Die Kraft zur Eigenständigkeit kam – nicht allein, aber ganz wesentlich – aus dem inneren Raum, den Bücher mir öffneten, in dem ich, die Leserin, schalten und walten, weinen und träumen konnte. Mit Coco, meinem ersten Idol, hatte ich ziemliches Glück. Kann es eine freundlichere Lebensphilosophie geben als: losradeln und, was immer geschehen mag, vertrauen, dass ich ankomme? Sein wie Coco! Womöglich half er mir, den nächsten Helden zu verkraften? Camus‘ Sisyphos, und den übernächsten, den Schriftsteller Max Frisch, die mich in die schreckliche Vergangenheit einführten, die man damals „die jüngste“ nannte, und Themen der Moderne.
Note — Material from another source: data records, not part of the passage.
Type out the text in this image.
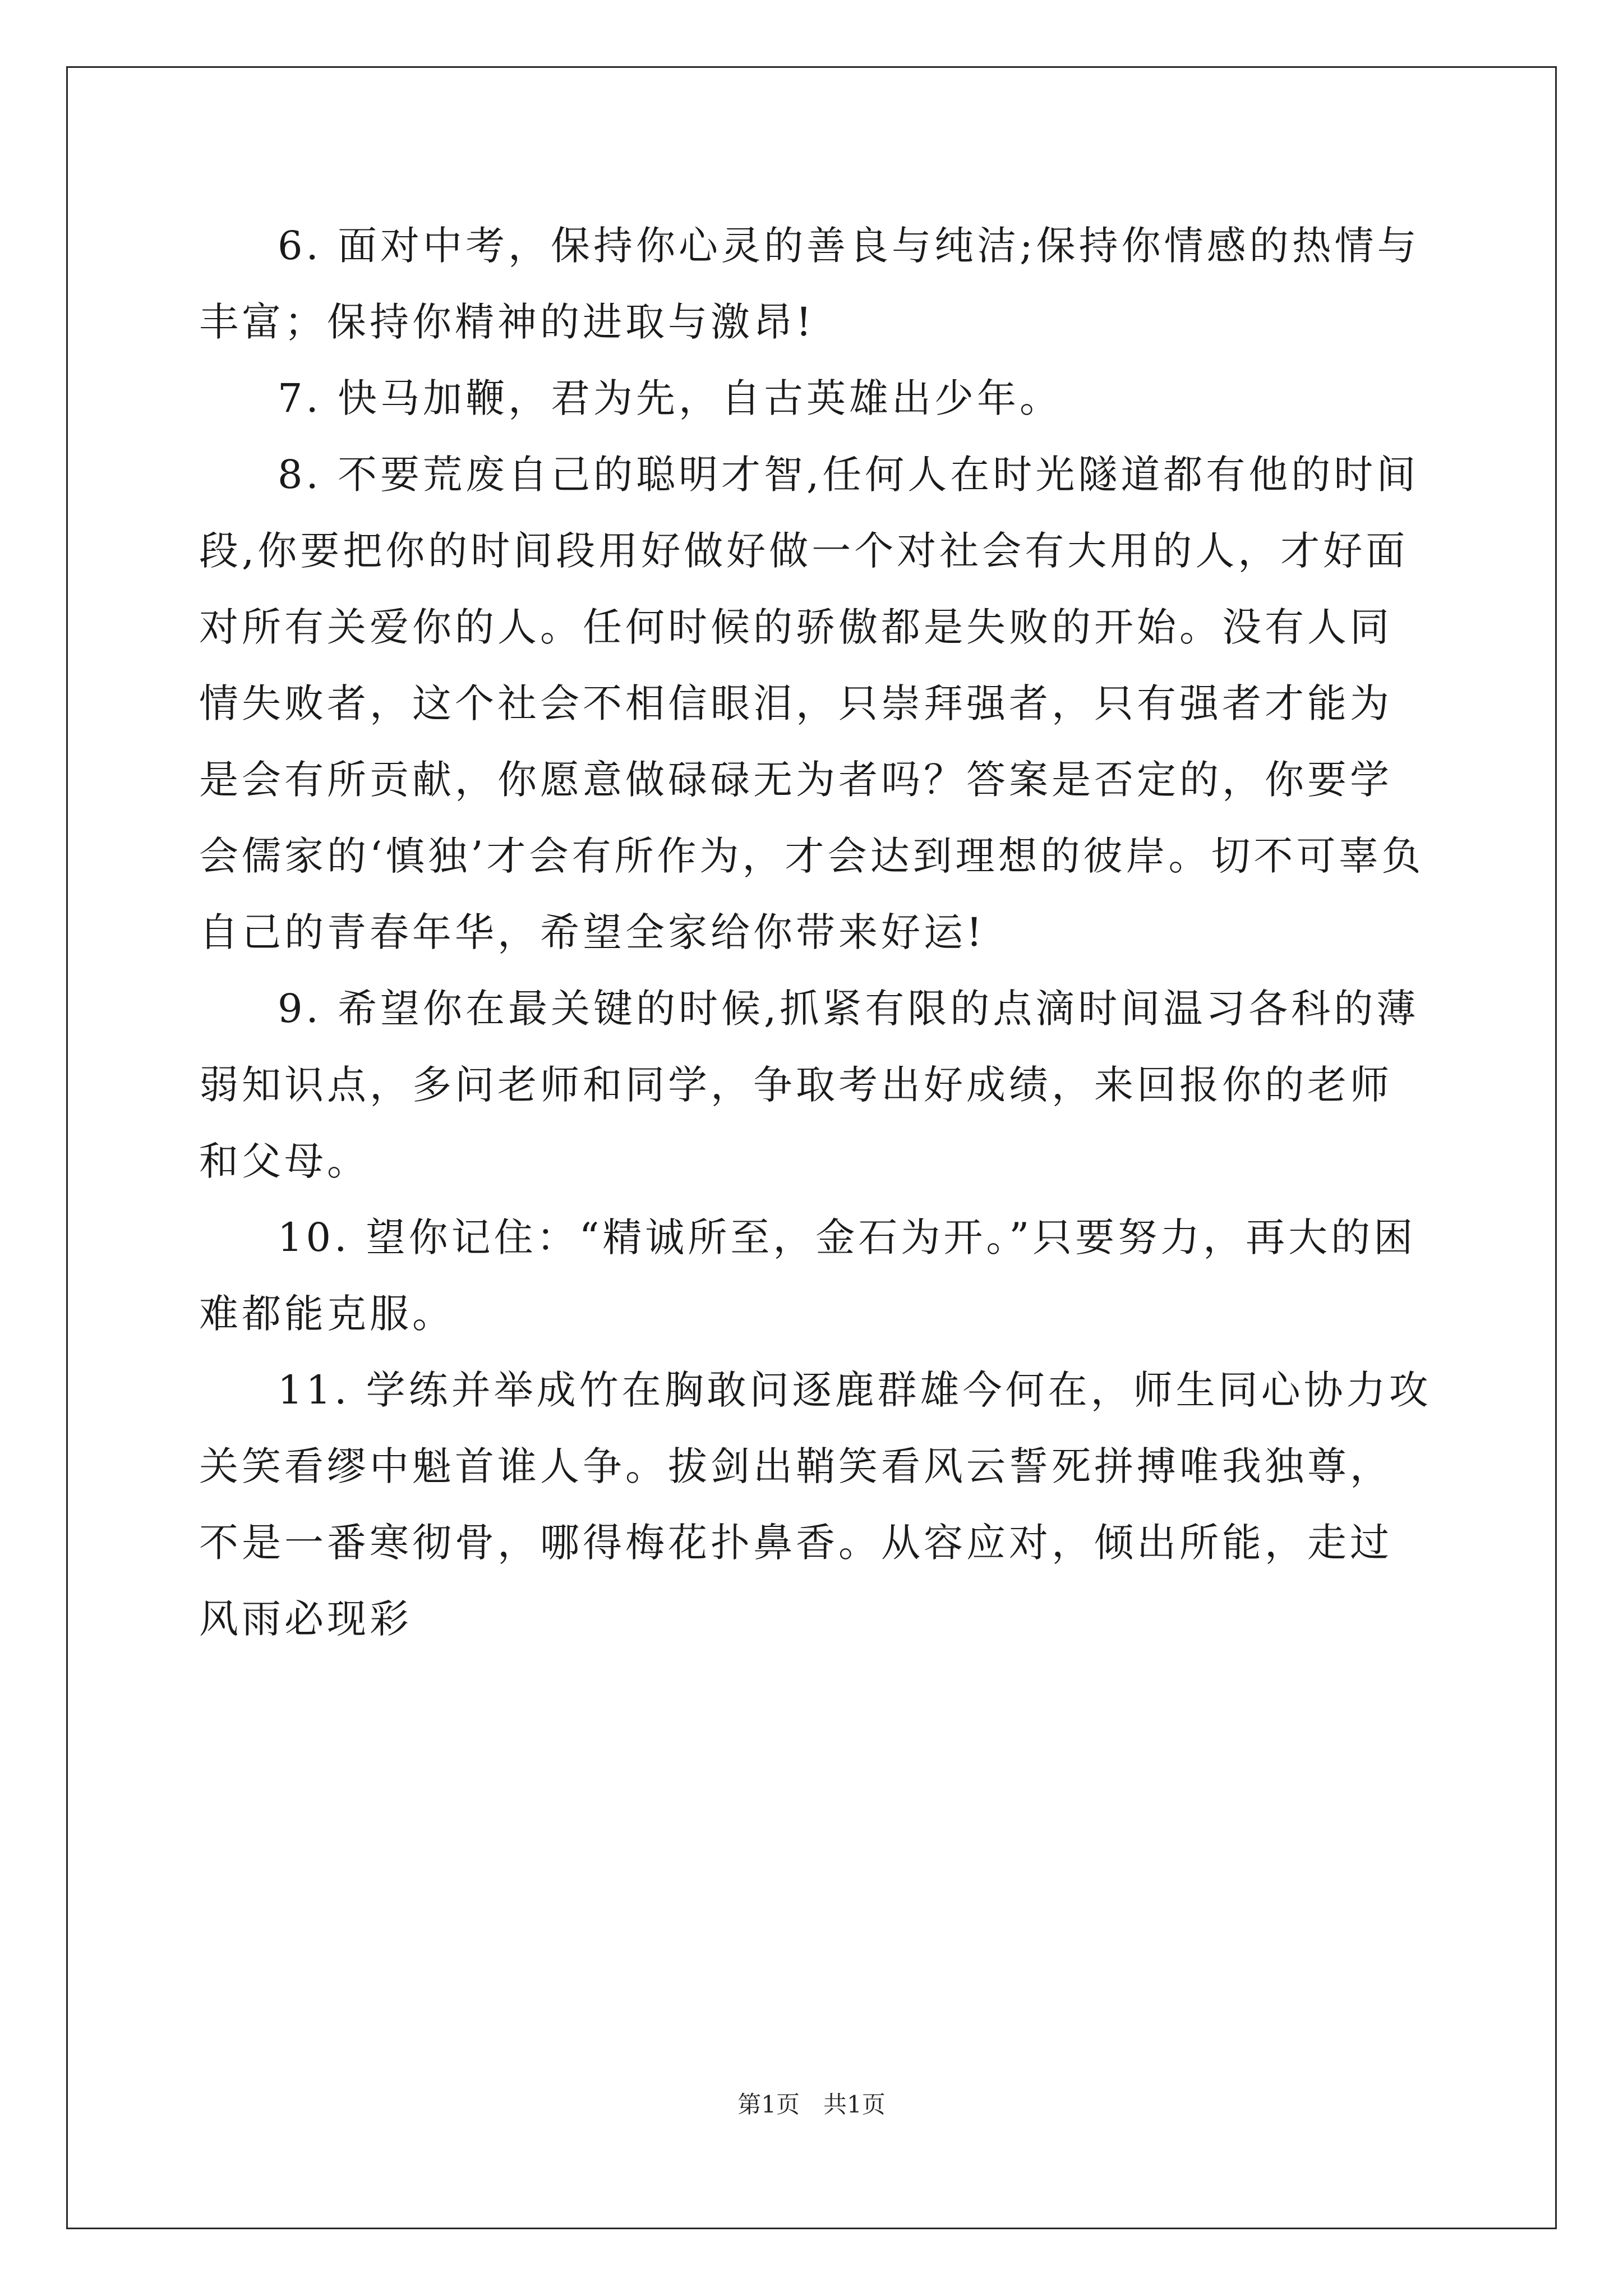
6. 面对中考，保持你心灵的善良与纯洁;保持你情感的热情与丰富；保持你精神的进取与激昂!

7. 快马加鞭，君为先，自古英雄出少年。

8. 不要荒废自己的聪明才智,任何人在时光隧道都有他的时间段,你要把你的时间段用好做好做一个对社会有大用的人，才好面对所有关爱你的人。任何时候的骄傲都是失败的开始。没有人同情失败者，这个社会不相信眼泪，只崇拜强者，只有强者才能为是会有所贡献，你愿意做碌碌无为者吗？答案是否定的，你要学会儒家的‘慎独’才会有所作为，才会达到理想的彼岸。切不可辜负自己的青春年华，希望全家给你带来好运!

9. 希望你在最关键的时候,抓紧有限的点滴时间温习各科的薄弱知识点，多问老师和同学，争取考出好成绩，来回报你的老师和父母。

10. 望你记住：“精诚所至，金石为开。”只要努力，再大的困难都能克服。

11. 学练并举成竹在胸敢问逐鹿群雄今何在，师生同心协力攻关笑看缪中魁首谁人争。拔剑出鞘笑看风云誓死拼搏唯我独尊，不是一番寒彻骨，哪得梅花扑鼻香。从容应对，倾出所能，走过风雨必现彩

第1页　共1页
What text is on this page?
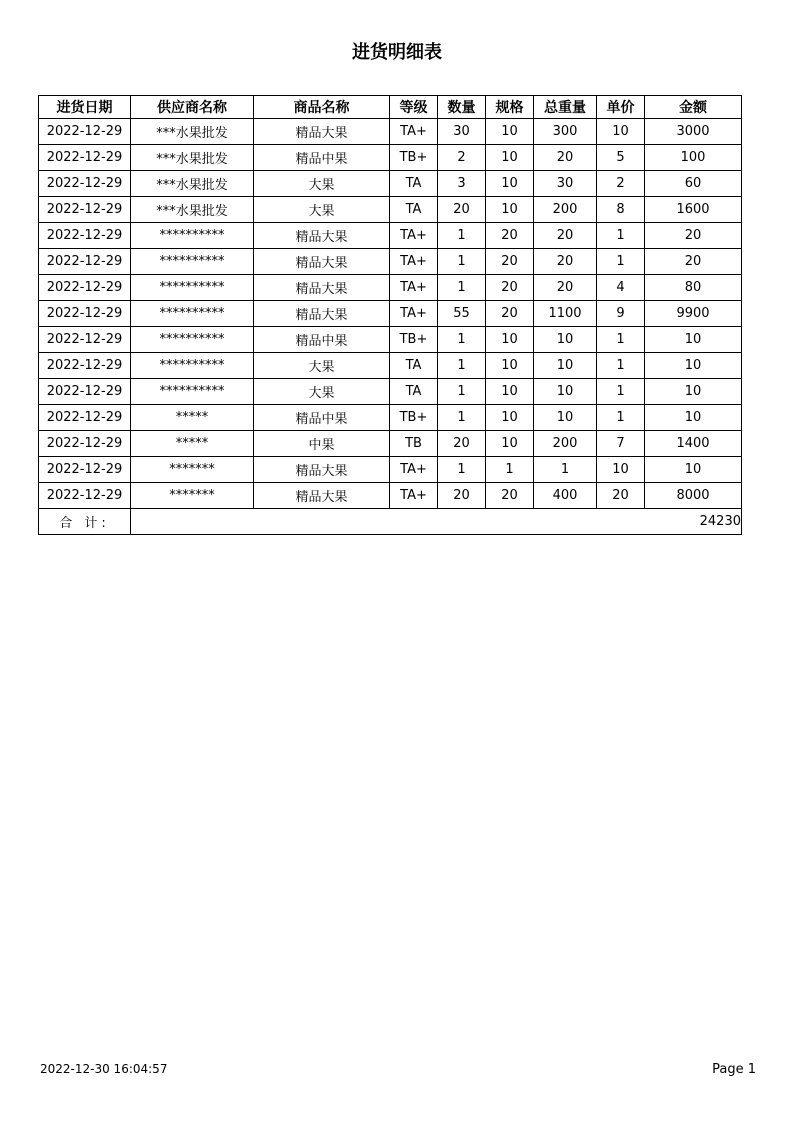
进货明细表
进货日期	供应商名称	商品名称	等级	数量	规格	总重量	单价	金额
2022-12-29	***水果批发	精品大果	TA+	30	10	300	10	3000
2022-12-29	***水果批发	精品中果	TB+	2	10	20	5	100
2022-12-29	***水果批发	大果	TA	3	10	30	2	60
2022-12-29	***水果批发	大果	TA	20	10	200	8	1600
2022-12-29	**********	精品大果	TA+	1	20	20	1	20
2022-12-29	**********	精品大果	TA+	1	20	20	1	20
2022-12-29	**********	精品大果	TA+	1	20	20	4	80
2022-12-29	**********	精品大果	TA+	55	20	1100	9	9900
2022-12-29	**********	精品中果	TB+	1	10	10	1	10
2022-12-29	**********	大果	TA	1	10	10	1	10
2022-12-29	**********	大果	TA	1	10	10	1	10
2022-12-29	*****	精品中果	TB+	1	10	10	1	10
2022-12-29	*****	中果	TB	20	10	200	7	1400
2022-12-29	*******	精品大果	TA+	1	1	1	10	10
2022-12-29	*******	精品大果	TA+	20	20	400	20	8000
合 计:	24230							
2022-12-30 16:04:57	Page 1
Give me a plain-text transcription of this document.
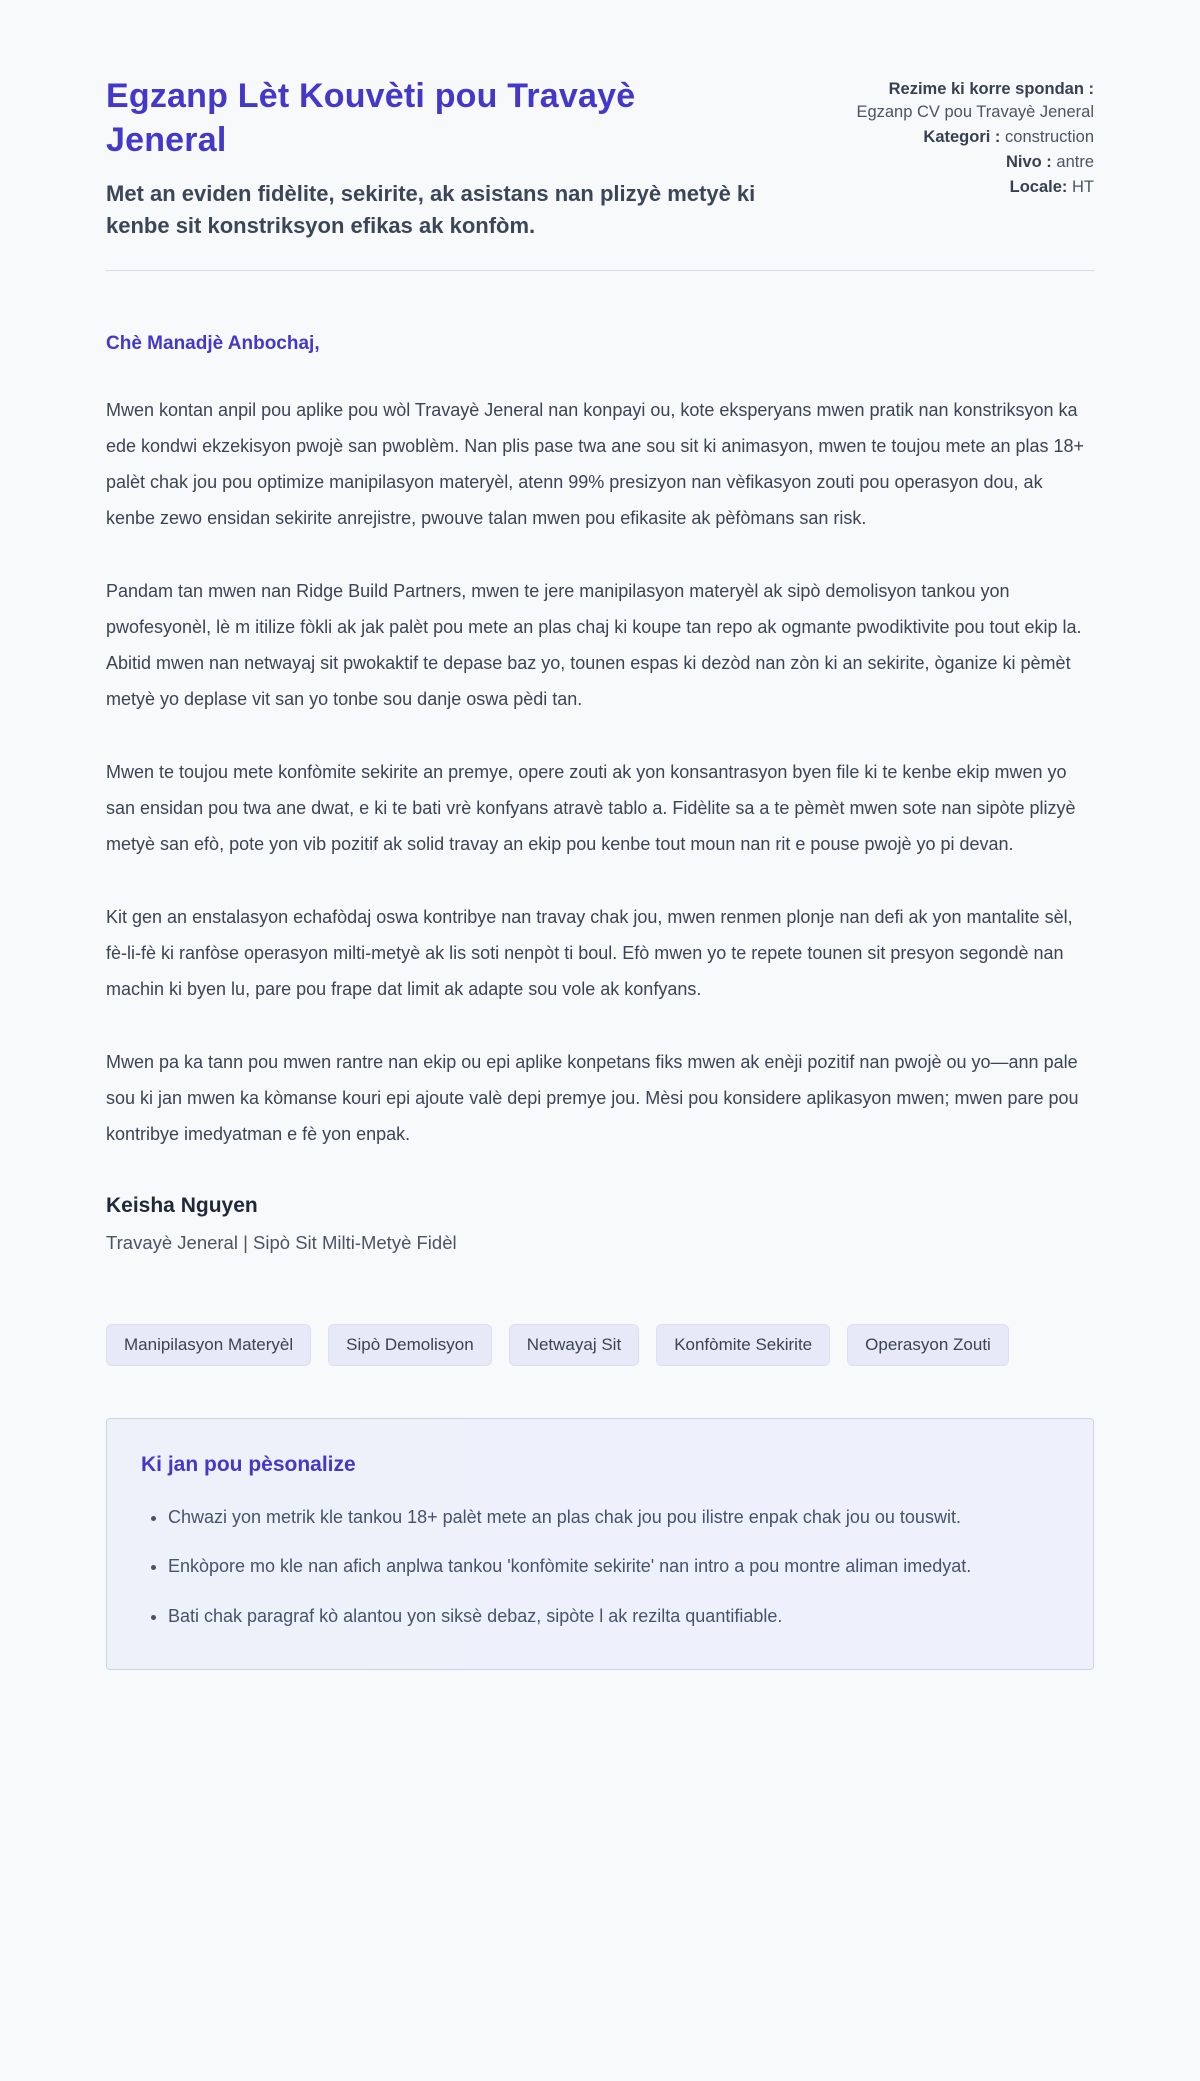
Egzanp Lèt Kouvèti pou Travayè Jeneral
Met an eviden fidèlite, sekirite, ak asistans nan plizyè metyè ki kenbe sit konstriksyon efikas ak konfòm.
Rezime ki korre spondan : Egzanp CV pou Travayè Jeneral
Kategori : construction
Nivo : antre
Locale: HT

Chè Manadjè Anbochaj,

Mwen kontan anpil pou aplike pou wòl Travayè Jeneral nan konpayi ou, kote eksperyans mwen pratik nan konstriksyon ka ede kondwi ekzekisyon pwojè san pwoblèm. Nan plis pase twa ane sou sit ki animasyon, mwen te toujou mete an plas 18+ palèt chak jou pou optimize manipilasyon materyèl, atenn 99% presizyon nan vèfikasyon zouti pou operasyon dou, ak kenbe zewo ensidan sekirite anrejistre, pwouve talan mwen pou efikasite ak pèfòmans san risk.

Pandam tan mwen nan Ridge Build Partners, mwen te jere manipilasyon materyèl ak sipò demolisyon tankou yon pwofesyonèl, lè m itilize fòkli ak jak palèt pou mete an plas chaj ki koupe tan repo ak ogmante pwodiktivite pou tout ekip la. Abitid mwen nan netwayaj sit pwokaktif te depase baz yo, tounen espas ki dezòd nan zòn ki an sekirite, òganize ki pèmèt metyè yo deplase vit san yo tonbe sou danje oswa pèdi tan.

Mwen te toujou mete konfòmite sekirite an premye, opere zouti ak yon konsantrasyon byen file ki te kenbe ekip mwen yo san ensidan pou twa ane dwat, e ki te bati vrè konfyans atravè tablo a. Fidèlite sa a te pèmèt mwen sote nan sipòte plizyè metyè san efò, pote yon vib pozitif ak solid travay an ekip pou kenbe tout moun nan rit e pouse pwojè yo pi devan.

Kit gen an enstalasyon echafòdaj oswa kontribye nan travay chak jou, mwen renmen plonje nan defi ak yon mantalite sèl, fè-li-fè ki ranfòse operasyon milti-metyè ak lis soti nenpòt ti boul. Efò mwen yo te repete tounen sit presyon segondè nan machin ki byen lu, pare pou frape dat limit ak adapte sou vole ak konfyans.

Mwen pa ka tann pou mwen rantre nan ekip ou epi aplike konpetans fiks mwen ak enèji pozitif nan pwojè ou yo—ann pale sou ki jan mwen ka kòmanse kouri epi ajoute valè depi premye jou. Mèsi pou konsidere aplikasyon mwen; mwen pare pou kontribye imedyatman e fè yon enpak.

Keisha Nguyen

Travayè Jeneral | Sipò Sit Milti-Metyè Fidèl

Manipilasyon Materyèl	Sipò Demolisyon	Netwayaj Sit	Konfòmite Sekirite	Operasyon Zouti
Ki jan pou pèsonalize
• Chwazi yon metrik kle tankou 18+ palèt mete an plas chak jou pou ilistre enpak chak jou ou touswit.
• Enkòpore mo kle nan afich anplwa tankou 'konfòmite sekirite' nan intro a pou montre aliman imedyat.
• Bati chak paragraf kò alantou yon siksè debaz, sipòte l ak rezilta quantifiable.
„Coco fährt Rad“, mein erstes Buch, ergab kürzlich eine Umfrage per e-mail in meiner Familie, ist nicht, wie ich glaubte, verschollen. Sondern weitergewandert nach Frankreich, zu den Zwillingen meines Bruders nach Montpellier. Mittlerweile ist es wieder bei mir, ziemlich zerfleddert, es müffelt, um nicht zu sagen: stinkt! Nach Stockflecken und weiß der Himmel wonach. Ich finde es nach wie vor bezaubernd. Und erst jetzt bemerke ich: Das Buch hat ja einen Autor! Ein Kind interessiert nicht, wer da geschrieben und gemalt hat, hätte mich früher jemand danach gefragt, ich hätte vermutlich geantwortet: „natürlich Coco“.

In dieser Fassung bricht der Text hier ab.